San Francisco Veterans Affairs Medical Center, San Francisco, CA, USA.
Department of Medicine, University of California, San Francisco (UCSF), San Francisco, CA, USA.
J Gen Intern Med. 2018 Aug;33(8):1299-1306. doi: 10.1007/s11606-018-4461-3. Epub 2018 May 31.
Current practice in anticoagulation dosing relies on kidney function estimated by serum creatinine using the Cockcroft-Gault equation. However, creatinine can be unreliable in patients with low or high muscle mass. Cystatin C provides an alternative estimation of glomerular filtration rate (eGFR) that is independent of muscle.
We compared cystatin C-based eGFR (eGFR) with multiple creatinine-based estimates of kidney function in hospitalized patients receiving anticoagulants, to assess for discordant results that could impact medication dosing.
Retrospective chart review of hospitalized patients over 1 year who received non-vitamin K antagonist anticoagulation, and who had same-day measurements of cystatin C and creatinine.
Seventy-five inpatient veterans (median age 68) at the San Francisco VA Medical Center (SFVAMC).
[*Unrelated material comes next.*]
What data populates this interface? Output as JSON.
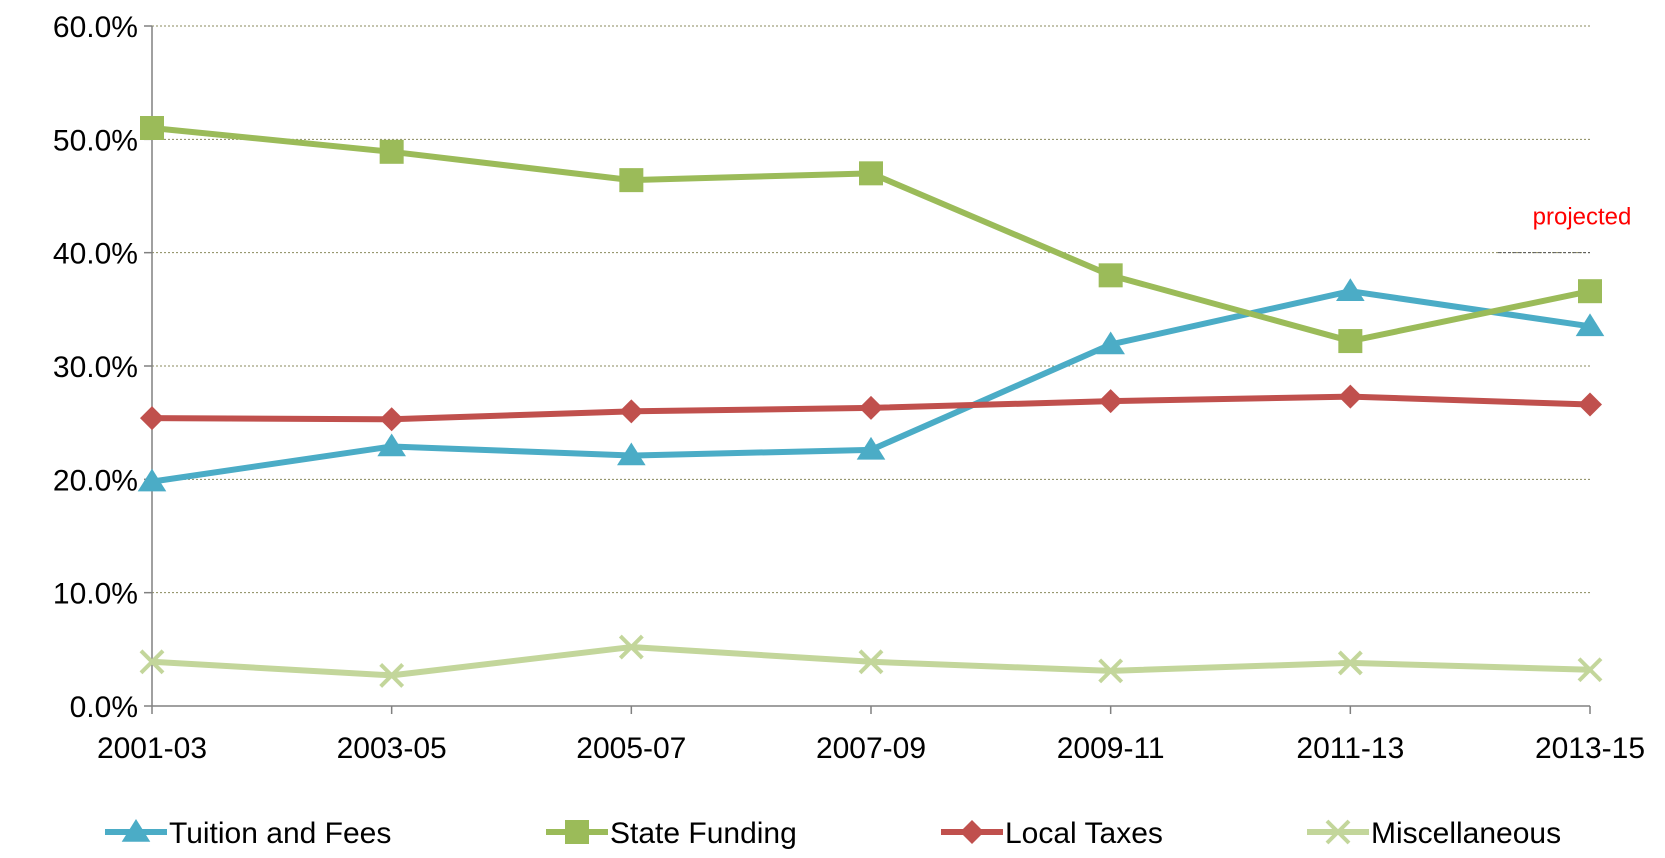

We compared the median difference between eGFR by the Chronic Kidney Disease Epidemiology Collaboration (CKD-EPI) study equation using cystatin C (eGFR) and eGFRs using three creatinine-based equations: CKD-EPI (eGFR), Modified Diet in Renal Disease (eGFR), and Cockcroft-Gault (eGFR). We categorized patients into standard KDIGO kidney stages and into drug-dosing categories based on each creatinine equation and calculated proportions of patients reclassified across these categories based on cystatin C.
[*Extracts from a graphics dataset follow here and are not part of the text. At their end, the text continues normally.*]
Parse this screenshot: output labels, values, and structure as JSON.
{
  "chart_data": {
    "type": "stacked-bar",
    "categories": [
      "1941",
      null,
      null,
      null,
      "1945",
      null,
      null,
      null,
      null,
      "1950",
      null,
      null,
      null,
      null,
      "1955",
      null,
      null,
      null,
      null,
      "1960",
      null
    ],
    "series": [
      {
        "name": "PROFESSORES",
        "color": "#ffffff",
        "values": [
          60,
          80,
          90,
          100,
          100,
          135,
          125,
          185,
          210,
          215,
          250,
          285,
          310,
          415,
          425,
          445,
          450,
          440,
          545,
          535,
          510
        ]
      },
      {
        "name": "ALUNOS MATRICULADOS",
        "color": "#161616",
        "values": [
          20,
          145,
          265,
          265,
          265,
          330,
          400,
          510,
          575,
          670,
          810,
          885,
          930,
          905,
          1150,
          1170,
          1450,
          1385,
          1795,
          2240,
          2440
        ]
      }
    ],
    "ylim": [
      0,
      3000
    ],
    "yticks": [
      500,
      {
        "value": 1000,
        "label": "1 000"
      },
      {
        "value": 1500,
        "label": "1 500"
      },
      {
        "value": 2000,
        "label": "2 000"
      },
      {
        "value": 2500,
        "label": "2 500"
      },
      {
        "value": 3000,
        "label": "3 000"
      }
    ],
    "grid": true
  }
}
Cystatin C predicted overall lower eGFR compared to creatinine-based equations, with a median difference of - 7.1 (IQR - 17.2, 2.6) mL/min/1.73 m versus eGFR, - 21.2 (IQR - 43.7, - 8.1) mL/min/1.73 m versus eGFR, and - 25.9 (IQR - 46.8, - 8.7) mL/min/1.73 m versus eGFR. Thirty-one to 52% of patients were reclassified into lower drug-dosing categories using cystatin C compared to creatinine-based estimates.
We found substantial discordance in eGFR comparing cystatin C with creatinine in this group of anticoagulated inpatients. Our sample size was limited and included few women. Further investigation is needed to confirm these findings and evaluate implications for bleeding and other clinical outcomes.
Not applicable.
目前,抗凝药物剂量的确定依赖于血清肌酐通过 Cockcroft-Gault 方程估算的肾功能。然而,对于肌肉量低或高的患者,肌酐可能并不可靠。胱抑素 C 提供了一种替代肾小球滤过率 (eGFR) 的估计方法,与肌肉无关。
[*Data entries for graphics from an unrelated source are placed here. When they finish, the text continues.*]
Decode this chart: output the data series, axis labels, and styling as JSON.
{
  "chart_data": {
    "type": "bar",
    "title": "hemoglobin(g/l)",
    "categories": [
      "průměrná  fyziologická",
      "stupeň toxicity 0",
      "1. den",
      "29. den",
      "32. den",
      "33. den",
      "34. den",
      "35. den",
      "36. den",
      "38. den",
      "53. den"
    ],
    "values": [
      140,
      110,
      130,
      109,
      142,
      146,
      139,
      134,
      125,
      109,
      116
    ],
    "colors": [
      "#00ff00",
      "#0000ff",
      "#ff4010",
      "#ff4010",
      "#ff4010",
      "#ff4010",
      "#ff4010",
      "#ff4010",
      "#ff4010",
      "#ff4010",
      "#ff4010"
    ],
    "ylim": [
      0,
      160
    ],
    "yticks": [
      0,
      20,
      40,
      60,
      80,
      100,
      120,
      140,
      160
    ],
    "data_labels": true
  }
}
我们比较了接受抗凝治疗的住院患者中基于胱抑素 C 的 eGFR(eGFR)与多种基于肌酐的肾功能估计值,以评估可能影响药物剂量的不一致结果。
对旧金山退伍军人事务医疗中心 (SFVAMC) 超过 1 年的接受非维生素 K 拮抗剂抗凝治疗的住院患者进行回顾性图表审查,这些患者在同一天进行了胱抑素 C 和肌酐的检测。
旧金山退伍军人事务医疗中心的 75 名住院退伍军人(中位年龄 68 岁)。
我们比较了使用胱抑素 C(eGFR)的慢性肾脏病流行病学合作研究方程计算的 eGFR 与使用三种基于肌酐的方程计算的 eGFR 的中位数差异:慢性肾脏病流行病学合作研究方程(eGFR)、改良肾脏病饮食方程(eGFR)和 Cockcroft-Gault 方程(eGFR)。我们根据每个肌酐方程将患者分为标准 KDIGO 肾脏分期和药物剂量分类,并计算根据胱抑素 C 重新分类的患者在这些分类中的比例。
与基于肌酐的方程相比,胱抑素 C 预测的整体 eGFR 较低,中位数差异为 -7.1(IQR -17.2,2.6)mL/min/1.73m 与 eGFR,-21.2(IQR -43.7,-8.1)mL/min/1.73m 与 eGFR,和 -25.9(IQR -46.8,-8.7)mL/min/1.73m 与 eGFR。与基于肌酐的估计相比,31%至 52%的患者被重新分类为较低的药物剂量类别。
我们发现,在接受抗凝治疗的住院患者中,胱抑素 C 与肌酐相比,eGFR 存在很大差异。我们的样本量有限,且包括的女性较少。需要进一步研究以确认这些发现并评估其对出血和其他临床结果的影响。
NIH 临床试验注册号:不适用。